Komisi yang dibentuknya membawa peran besar dalam perkembangan kazanah bahasa dan sastra Indonesia. Akan tetapi hal ini menjadi ancaman bagi penjajah Jepang. Takdir dianggap menyusun rencana propaganda kemerdekaan. Akhirnya, Takdir ditangkap dan dipenjara. Komisi Bahasa akhirnya kehilangan ruhnya. Akhirnya perjuangan mereka untuk terus mengembangkan bahasa Indonesia harus terhenti.
Bagi Takdir, bahasa adalah penjelmaan pikiran. Bahasa akan melahirkan gagasan dan peradaban. Oleh karena itu, bahasa Indonesia harus memiliki tatanan yang baik dan memliki identitas agar dapat mewujudkan peradaban yag baik.
Takdir tidak hanya menulis karya sastra.
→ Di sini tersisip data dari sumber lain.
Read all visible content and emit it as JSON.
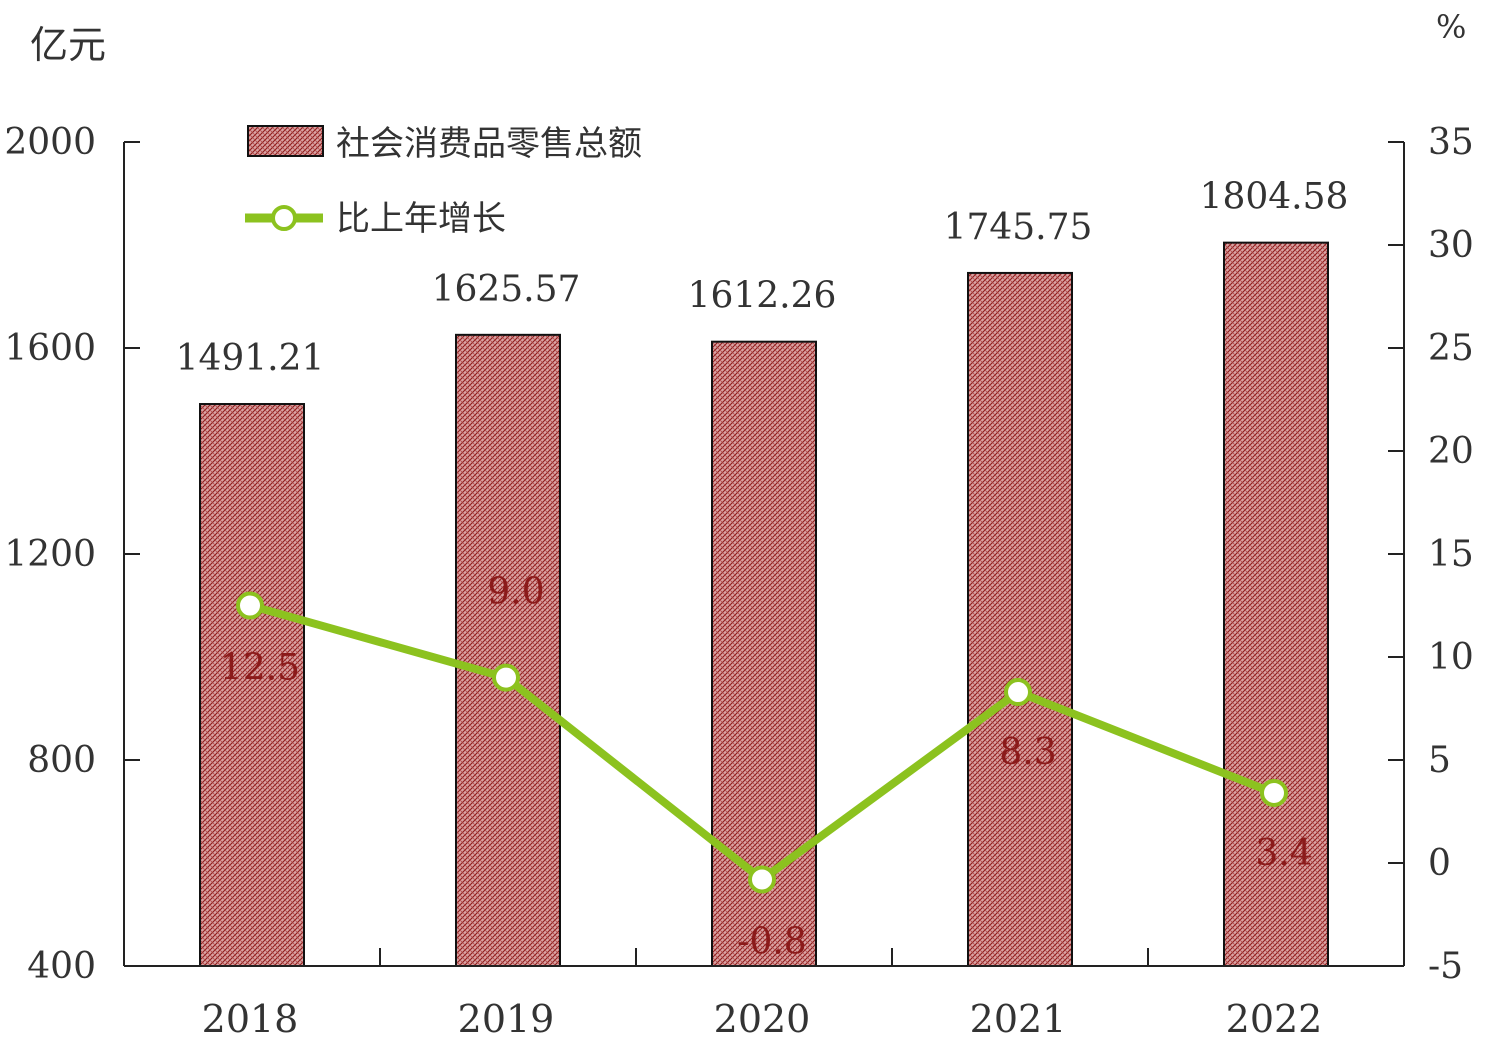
{
  "chart_data": {
    "type": "bar",
    "categories": [
      "2018",
      "2019",
      "2020",
      "2021",
      "2022"
    ],
    "series": [
      {
        "name": "社会消费品零售总额",
        "type": "bar",
        "axis": "left",
        "values": [
          1491.21,
          1625.57,
          1612.26,
          1745.75,
          1804.58
        ],
        "labels": [
          "1491.21",
          "1625.57",
          "1612.26",
          "1745.75",
          "1804.58"
        ],
        "color": "#c0504d"
      },
      {
        "name": "比上年增长",
        "type": "line",
        "axis": "right",
        "values": [
          12.5,
          9.0,
          -0.8,
          8.3,
          3.4
        ],
        "labels": [
          "12.5",
          "9.0",
          "-0.8",
          "8.3",
          "3.4"
        ],
        "color": "#8cc21f"
      }
    ],
    "y_left": {
      "label": "亿元",
      "range": [
        400,
        2000
      ],
      "ticks": [
        "400",
        "800",
        "1200",
        "1600",
        "2000"
      ]
    },
    "y_right": {
      "label": "%",
      "range": [
        -5,
        35
      ],
      "ticks": [
        "-5",
        "0",
        "5",
        "10",
        "15",
        "20",
        "25",
        "30",
        "35"
      ]
    },
    "legend_position": "top-left",
    "grid": false
  }
}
Ia juga merupakan orang pertama yang membuat tata bahasa Indonesia. Sebelum itu, tata bahasa dibuat oleh ahli-ahli Belanda. Tetapi, pemikirannya menuai kritik oleh pakar bahasa karena dianggap menghilangkan kosakata etnik. Takdir juga menentang beberapa aturan EYD yang tidak sesuai dengan prinsipnya dalam berbahasa.
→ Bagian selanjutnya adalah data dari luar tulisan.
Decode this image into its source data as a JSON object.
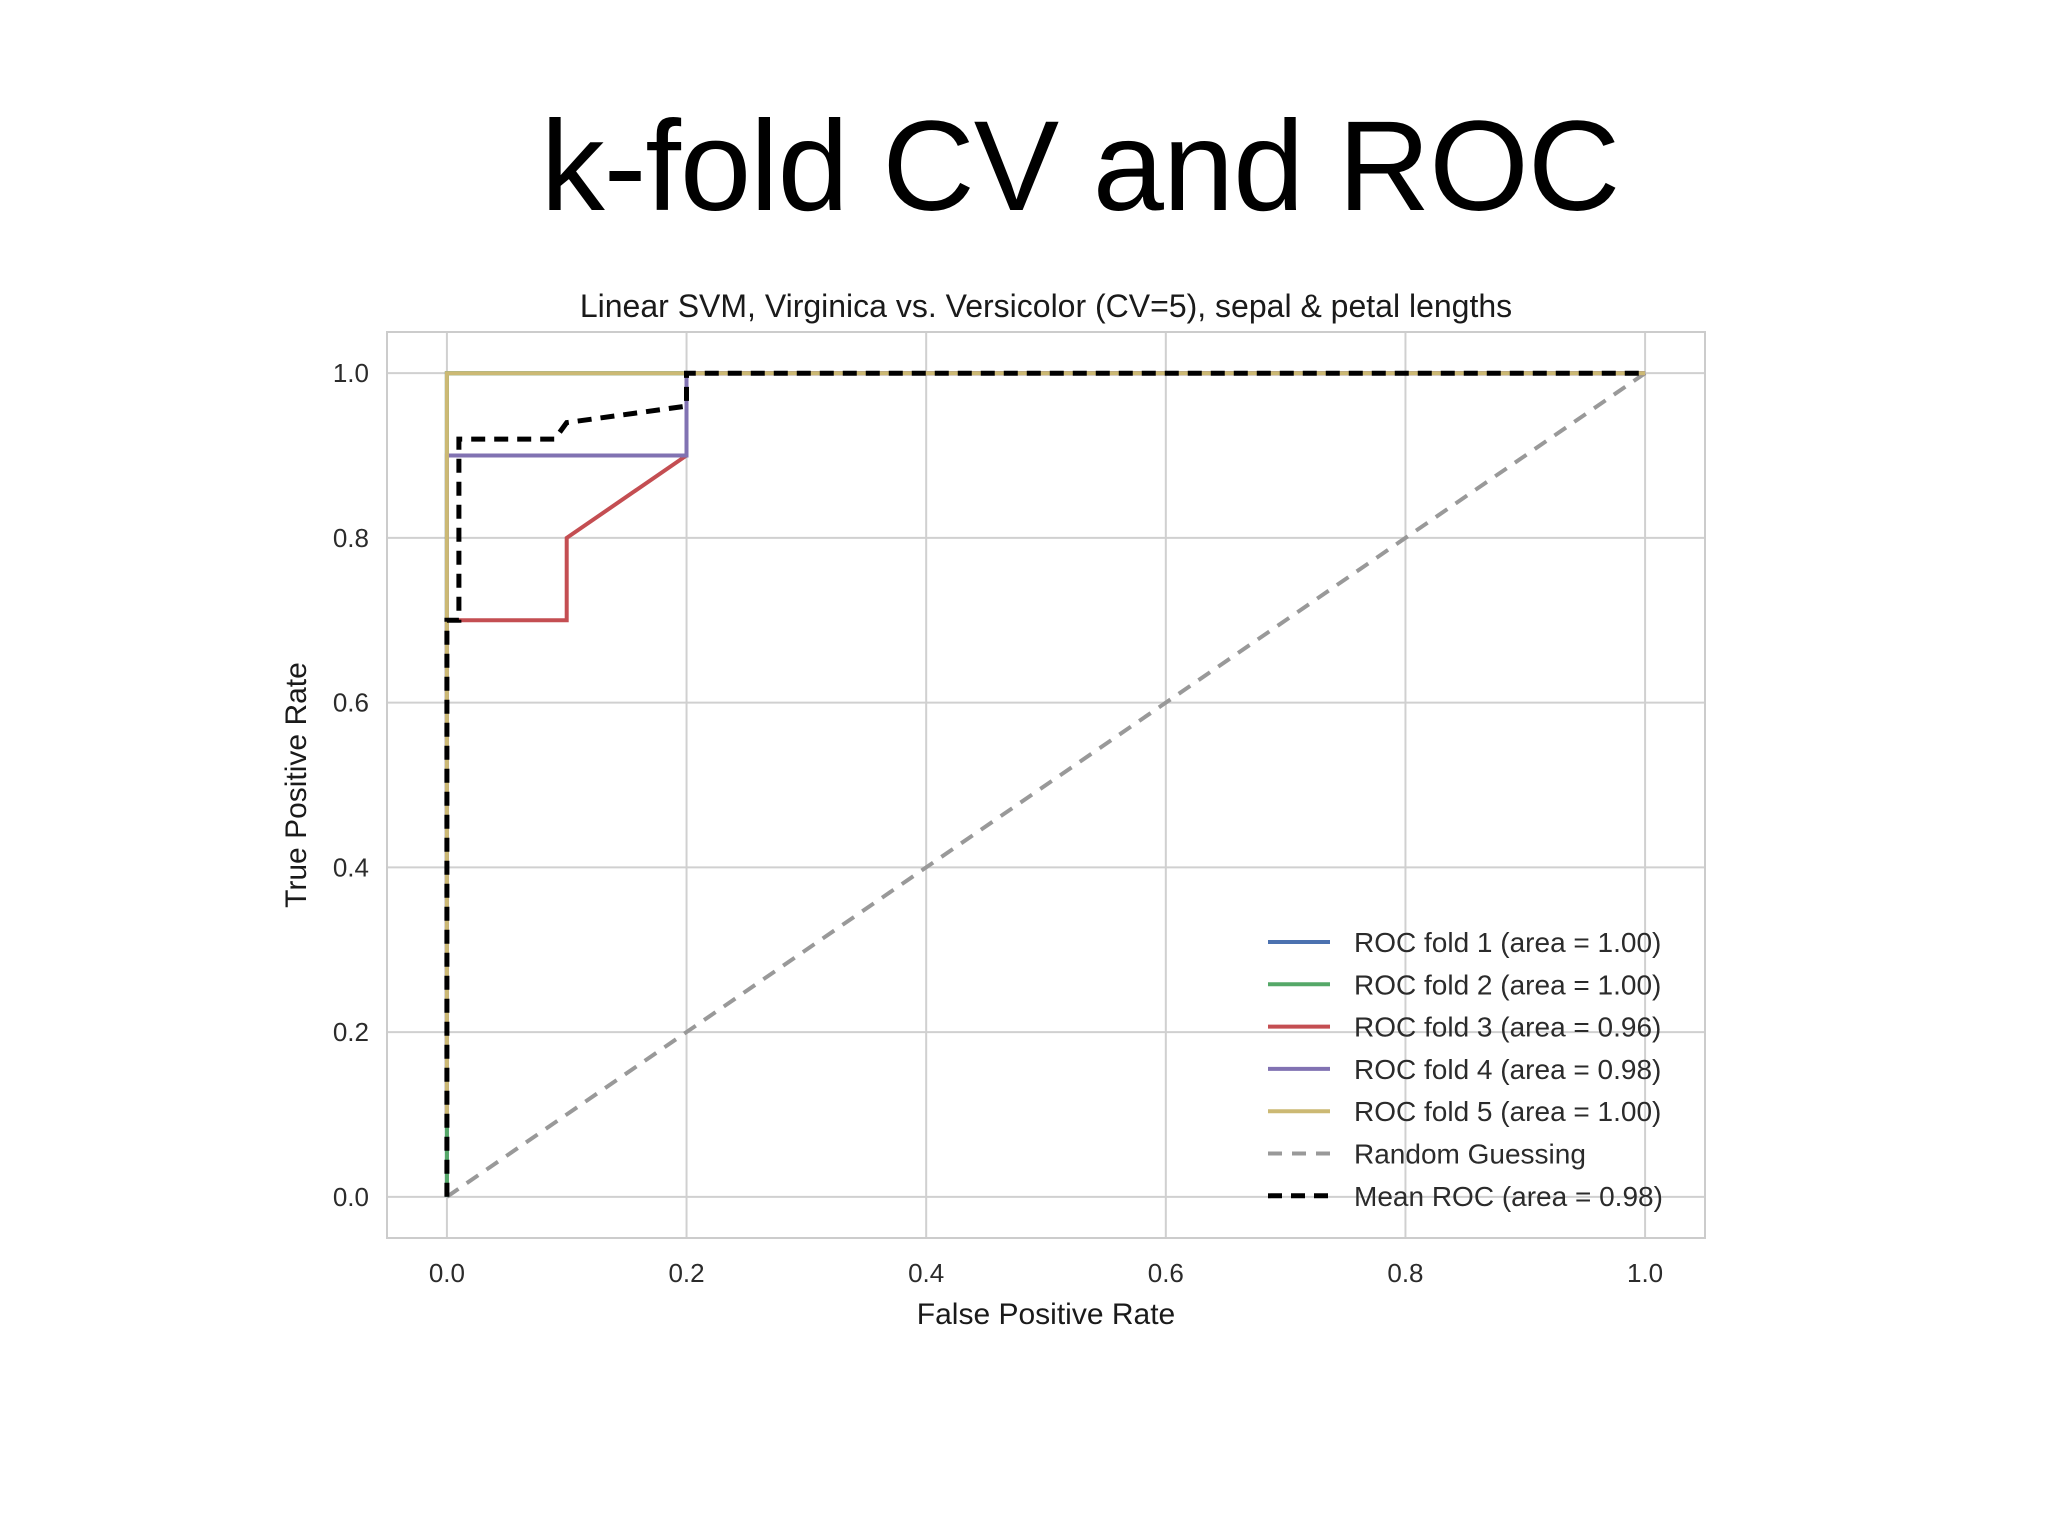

Ia pernah mengalami beberapa masalah terkait karyanya yang membuatnya kecewa. Novelnya yang berjudul Tak Putus Dirundung Malang banyak diedit oleh Noer Sutan Iskandar sehingga menghilangkan ciri khas bahasa melayu dalam tulisan Takdir.
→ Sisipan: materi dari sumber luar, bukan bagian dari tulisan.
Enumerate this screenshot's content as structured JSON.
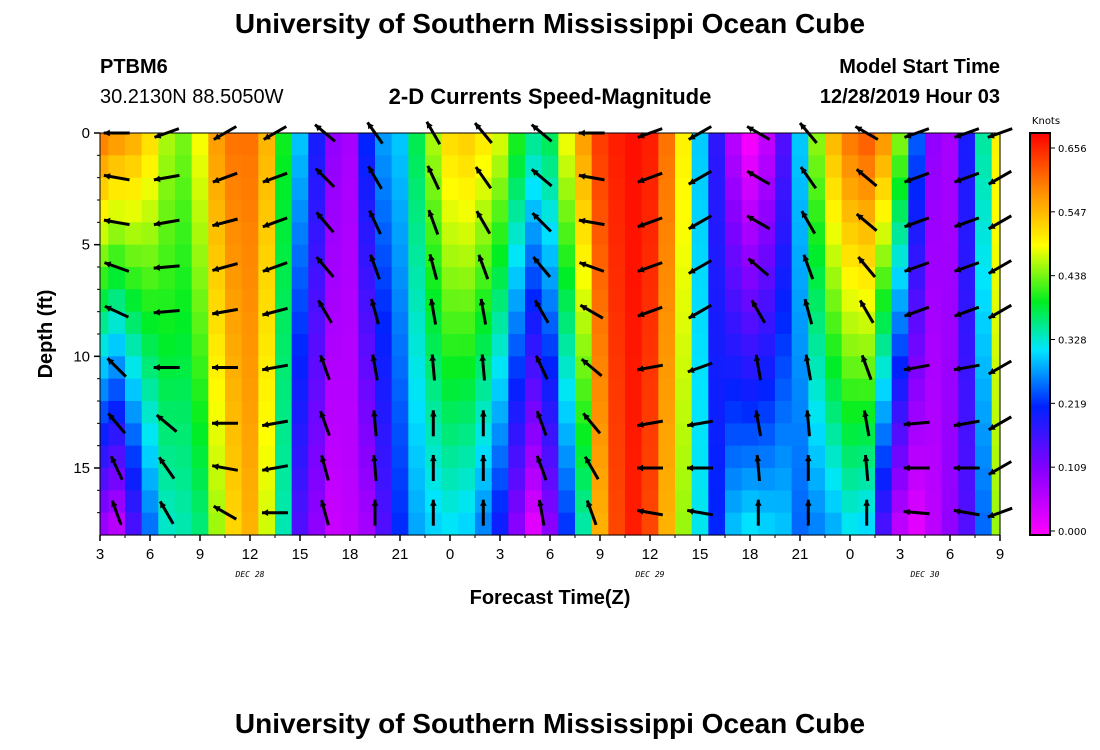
{
  "header": {
    "title": "University of Southern Mississippi Ocean Cube",
    "station": "PTBM6",
    "location": "30.2130N 88.5050W",
    "subtitle": "2-D Currents Speed-Magnitude",
    "model_label": "Model Start Time",
    "model_time": "12/28/2019 Hour 03"
  },
  "footer": {
    "title": "University of Southern Mississippi Ocean Cube"
  },
  "chart_data": {
    "type": "heatmap",
    "title": "2-D Currents Speed-Magnitude",
    "xlabel": "Forecast Time(Z)",
    "ylabel": "Depth (ft)",
    "x_tick_labels": [
      "3",
      "6",
      "9",
      "12",
      "15",
      "18",
      "21",
      "0",
      "3",
      "6",
      "9",
      "12",
      "15",
      "18",
      "21",
      "0",
      "3",
      "6",
      "9"
    ],
    "x_hours": [
      3,
      6,
      9,
      12,
      15,
      18,
      21,
      24,
      27,
      30,
      33,
      36,
      39,
      42,
      45,
      48,
      51,
      54,
      57
    ],
    "date_labels": [
      {
        "text": "DEC  28",
        "hour": 12
      },
      {
        "text": "DEC  29",
        "hour": 36
      },
      {
        "text": "DEC  30",
        "hour": 52.5
      }
    ],
    "xlim": [
      3,
      57
    ],
    "y_ticks": [
      0,
      5,
      10,
      15
    ],
    "ylim": [
      0,
      18
    ],
    "colorbar": {
      "unit": "Knots",
      "ticks": [
        "0.656",
        "0.547",
        "0.438",
        "0.328",
        "0.219",
        "0.109",
        "0.000"
      ],
      "range": [
        0,
        0.68
      ]
    },
    "speed_profile": {
      "hours": [
        3,
        4,
        5,
        6,
        7,
        8,
        9,
        10,
        11,
        12,
        13,
        14,
        15,
        16,
        17,
        18,
        19,
        20,
        21,
        22,
        23,
        24,
        25,
        26,
        27,
        28,
        29,
        30,
        31,
        32,
        33,
        34,
        35,
        36,
        37,
        38,
        39,
        40,
        41,
        42,
        43,
        44,
        45,
        46,
        47,
        48,
        49,
        50,
        51,
        52,
        53,
        54,
        55,
        56,
        57
      ],
      "surface_knots": [
        0.6,
        0.58,
        0.56,
        0.52,
        0.46,
        0.44,
        0.49,
        0.57,
        0.6,
        0.6,
        0.55,
        0.4,
        0.3,
        0.2,
        0.1,
        0.08,
        0.22,
        0.28,
        0.3,
        0.38,
        0.46,
        0.52,
        0.53,
        0.51,
        0.48,
        0.41,
        0.36,
        0.38,
        0.49,
        0.57,
        0.64,
        0.66,
        0.67,
        0.66,
        0.6,
        0.5,
        0.3,
        0.18,
        0.06,
        0.0,
        0.05,
        0.15,
        0.3,
        0.45,
        0.55,
        0.6,
        0.62,
        0.58,
        0.45,
        0.25,
        0.1,
        0.08,
        0.2,
        0.35,
        0.5
      ],
      "bottom_knots": [
        0.08,
        0.05,
        0.15,
        0.25,
        0.33,
        0.34,
        0.36,
        0.45,
        0.52,
        0.55,
        0.47,
        0.34,
        0.15,
        0.1,
        0.05,
        0.06,
        0.08,
        0.15,
        0.22,
        0.28,
        0.3,
        0.31,
        0.3,
        0.26,
        0.2,
        0.1,
        0.02,
        0.1,
        0.22,
        0.34,
        0.55,
        0.63,
        0.66,
        0.63,
        0.55,
        0.45,
        0.32,
        0.22,
        0.3,
        0.32,
        0.31,
        0.3,
        0.25,
        0.26,
        0.28,
        0.31,
        0.3,
        0.15,
        0.05,
        0.02,
        0.06,
        0.1,
        0.15,
        0.25,
        0.45
      ]
    },
    "vector_grid": {
      "hours": [
        4,
        7,
        10.5,
        13.5,
        16.5,
        19.5,
        23,
        26,
        29.5,
        32.5,
        36,
        39,
        42.5,
        45.5,
        49,
        52,
        55,
        57
      ],
      "depths": [
        0,
        2,
        4,
        6,
        8,
        10.5,
        13,
        15,
        17
      ],
      "angle_deg": [
        [
          180,
          200,
          210,
          210,
          140,
          125,
          120,
          130,
          140,
          180,
          200,
          210,
          150,
          130,
          150,
          200,
          200,
          200
        ],
        [
          170,
          190,
          200,
          200,
          135,
          120,
          115,
          125,
          140,
          170,
          200,
          210,
          150,
          125,
          140,
          200,
          200,
          210
        ],
        [
          170,
          190,
          195,
          200,
          130,
          115,
          110,
          120,
          135,
          170,
          200,
          210,
          150,
          120,
          140,
          200,
          200,
          210
        ],
        [
          160,
          185,
          195,
          200,
          130,
          110,
          105,
          110,
          130,
          160,
          200,
          210,
          140,
          110,
          130,
          200,
          200,
          210
        ],
        [
          155,
          185,
          190,
          195,
          120,
          105,
          100,
          100,
          120,
          150,
          200,
          210,
          120,
          105,
          120,
          200,
          200,
          210
        ],
        [
          135,
          180,
          180,
          190,
          110,
          100,
          95,
          95,
          115,
          140,
          190,
          200,
          100,
          100,
          110,
          190,
          190,
          210
        ],
        [
          130,
          140,
          180,
          190,
          110,
          95,
          90,
          90,
          110,
          130,
          190,
          190,
          100,
          95,
          100,
          185,
          190,
          210
        ],
        [
          115,
          125,
          170,
          190,
          105,
          95,
          90,
          90,
          110,
          120,
          180,
          180,
          95,
          90,
          95,
          180,
          180,
          210
        ],
        [
          110,
          120,
          150,
          180,
          105,
          90,
          90,
          90,
          100,
          110,
          170,
          170,
          90,
          90,
          90,
          175,
          170,
          200
        ]
      ]
    }
  }
}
Sutn Takdir Alisjahbana dinilai sebagai orang yang konservativ dan kurang bisa mengapresiasi hal-hal baru dalam sebuah karya. Seperti ketika menganggap karya Ernest Hemingway yang berjudul The Old Man and The Sea sebagai karya yang pesimistis, juga kekecewaannya terhadap karya krya Sutardji Calzoum Bachri dan Putu Wijaya yang dianggap sebagai karya kontemporer yang kehilangan arah. Takdir dianggap terlalu mengagung-agungkan semangat renaisans meskipun pengertian renaisans yang dimaksud Takdir juga dinilai masih abstrak. Kendati demikian, pemikiran Sutan Takdir Alisjahbana tidak hangus, dan tetap menjadi pembahasan hingga sekarang.
Pujangga Baru
Pujangga Baru merupakan majalah sastra dan budaya yang menjadi ikon dari Sutan Takdir Alisjahbana. Malajah ini didirikan Sutan Takdir Alisjahbana bersama Armijn Pane dan Amir Hamzah pada Juli 1933 saat mereka masih berusia awal 20. Ia mendirikan majalah Pujangga Baru meski dilanda ketidakpastian akan masa depan majalah ini karena minat rakyat Indonesia terhadap bahasa dan kesusastraan yang cukup membuat pesimis. Pada saat pertama kali berdiri, majalah ini tidak bernama Pujangga Baru tapi Bahasa dan Sastra, lalu berganti menjadi Sastra, lalu berganti menjadi Poedjangga Baroe (Pujangga Baru).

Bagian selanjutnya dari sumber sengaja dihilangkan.